Conficker/Downadup Worm: How Prepared are you?

Recently we have had some firsthand experience helping clients deal with the Downadup/Conficker worm that has been causing mass infections. For more details on the worm, check out some background at CA and F-Secure. Considering the way this worm propagates, it’s safe to say that many organizations are going to be impacted, some severely. F-Secure (amid some controversy) extrapolates and postulates that the worm has around 9 million infections as of Jan 16 2009. On Jan 23 F-Secure saw over 1 million unique sink-holed connections, up 287% from the previous Friday.

So why is this worm affecting organizations more than any other?

The simplest answer is the worm’s aggressive propagation through the use of multiple attack vectors – USB devices (removable disks etc), Microsoft Networking, and a vulnerability found on unpatched systems. Even organizations that have good patch management but lax anti-virus can feel the effects of this worm. An organization truly needs to have a defense-in-depth approach to security and good control of network/configuration management to ensure the worm’s effects are minimized.
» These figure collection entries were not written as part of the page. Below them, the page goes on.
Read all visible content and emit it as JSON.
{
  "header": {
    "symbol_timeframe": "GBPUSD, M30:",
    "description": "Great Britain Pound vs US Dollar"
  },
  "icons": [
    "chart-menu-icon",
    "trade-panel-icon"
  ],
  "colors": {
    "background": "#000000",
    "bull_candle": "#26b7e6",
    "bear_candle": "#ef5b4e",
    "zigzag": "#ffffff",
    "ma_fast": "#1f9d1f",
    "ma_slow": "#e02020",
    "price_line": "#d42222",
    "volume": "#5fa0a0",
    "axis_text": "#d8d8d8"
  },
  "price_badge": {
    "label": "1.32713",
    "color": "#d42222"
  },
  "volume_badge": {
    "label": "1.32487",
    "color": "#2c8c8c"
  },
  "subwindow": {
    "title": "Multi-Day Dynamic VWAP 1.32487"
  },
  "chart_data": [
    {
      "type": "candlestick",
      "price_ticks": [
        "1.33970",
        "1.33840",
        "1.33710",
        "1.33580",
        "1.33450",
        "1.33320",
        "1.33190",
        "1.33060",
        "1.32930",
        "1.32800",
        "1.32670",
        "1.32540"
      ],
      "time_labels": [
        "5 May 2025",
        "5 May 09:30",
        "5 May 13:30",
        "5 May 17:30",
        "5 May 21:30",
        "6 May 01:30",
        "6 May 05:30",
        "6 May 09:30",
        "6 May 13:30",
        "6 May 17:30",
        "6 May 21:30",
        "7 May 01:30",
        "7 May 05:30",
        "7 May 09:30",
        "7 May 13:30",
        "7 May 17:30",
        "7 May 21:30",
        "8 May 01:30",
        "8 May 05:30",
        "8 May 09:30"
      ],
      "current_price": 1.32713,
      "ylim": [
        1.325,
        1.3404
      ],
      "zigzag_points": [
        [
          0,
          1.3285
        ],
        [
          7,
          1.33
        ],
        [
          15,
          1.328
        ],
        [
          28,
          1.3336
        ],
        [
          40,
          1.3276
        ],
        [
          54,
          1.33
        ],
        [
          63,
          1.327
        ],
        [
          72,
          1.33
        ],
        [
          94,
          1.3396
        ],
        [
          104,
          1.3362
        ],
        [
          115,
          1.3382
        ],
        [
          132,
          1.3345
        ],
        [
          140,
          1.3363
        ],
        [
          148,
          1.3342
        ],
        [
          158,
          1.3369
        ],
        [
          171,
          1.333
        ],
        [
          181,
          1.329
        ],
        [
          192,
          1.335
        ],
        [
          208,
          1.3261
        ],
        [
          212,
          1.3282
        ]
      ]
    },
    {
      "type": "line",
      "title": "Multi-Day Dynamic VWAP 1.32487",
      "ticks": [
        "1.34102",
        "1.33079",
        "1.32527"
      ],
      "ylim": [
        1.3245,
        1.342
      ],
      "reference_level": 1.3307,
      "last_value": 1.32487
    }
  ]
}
The worm is also not very interested in being quiet about its attack. Connecting to other systems via Microsoft Networking it attempts to gain administrator access through brute-forcing credentials. Nothing screams “look at me” more than locking out the accounts of thousands of Active Directory users for several days. I often wonder whether the worm would have garnered this much attention within organizations if it did not impact business so much. The most visible symptom on a corporate network, is of course, the account lockouts that occur – but the underlying security issues it illuminates is even more telling.

When thinking about the worm’s most effective propagation vector, let’s consider the following. If we assume that “users are users” and it is hard to stop them using external USB storage devices, then the fastest the worm should spread in a well patched and relatively hardened environment is the speed people share USB devices – maybe ten or twenty infected systems each week or so. Given the actual rate of spread within organizations, typically 100% infection within a couple of days, it means the other two attack vectors are EXTREMELY effective. This then signifies an organization’s weak posture in patching and/or password complexity. Organizations that are severely impacted with the worm should really consider cleaning up the current infection and then investigate strategies that could make their network more resilient to future attacks. It takes time to remove the infestation and bring the systems up to current specification, and it takes time and money to redesign the network, processes, controls, and to obtain the technology to ensure the problem doesn’t happen again.

In the short-term, the triage process really leverages the use of patching and anti-virus systems to do the legwork and stop the bleeding. Once the worm or virus is on the system, an anti-virus tool is going to be the most effective method of cleaning up the system effectively. Make sure ALL anti-virus signature servers are working, up to date on signatures, and disinfected themselves. Although this seems obvious to many readers, our experience has shown that this is still a major short fall for the small to medium size businesses. Once any AV issues are fixed, then patch and disinfect any system characterized as a “server” and any systems that use/have Domain Administrators using them. Use group policy to push out (well-tested) remediation scripts globally so that client systems can be updated for both Operating System patches and anti-virus signatures. US-CERT published an article that explains how to thoroughly disable AutoRun/AutoPlay. It is important to completely disable AutoRun/AutoPlay as this is one of the main ways the virus may end up in an organization in the first place. The organization can also use the Active Directory logs to determine infected systems by looking at what systems are locking out the accounts. Just a few infected systems can generate huge numbers of account lockouts.

It’s easy to focus on the cleanup process but it is also important to remember that the worm has an ulterior motive; to initiate a command and control connection to an unknown entity on the Internet. An organization needs to ensure extremely strict outbound (egress) filtering is in place so that the worm cannot initiate these connections. Companies should implement an authenticated proxy solution to allow users to access the Internet. Not many (if any) viruses or worms are advanced enough to take advantage of custom user proxy settings. If this does become popular, a content-filtering program should help restrict outbound connections to only “known good” sites.

Once an organization has cleaned up the infestation, it should do a post-mortem analysis and see what controls, changes, and processes can be implemented or upgraded to ensure this type of event does not happen in the future. Clear Skies recommends that organizations focus on proactive planning and strategies regarding Network and Security Architecture, Configuration Control, Anti-Virus program, System Hardening and Standard Builds, and Emergency Response Planning.

Even if you have not been impacted by the downadup/conficker worm this time around, you should assess how you would deal with a threat such as this within your organization in the future. If you were affected by the worm, you should reflect on how you dealt with this threat and how you might be prepared to handle the next. As vulnerabilities emerge, systems need to stay abreast of security updates and patches. Imagine if a worm is released in the coming months that exploits a recently released vulnerability, like MS09-001. Are you patched and prepared to handle that?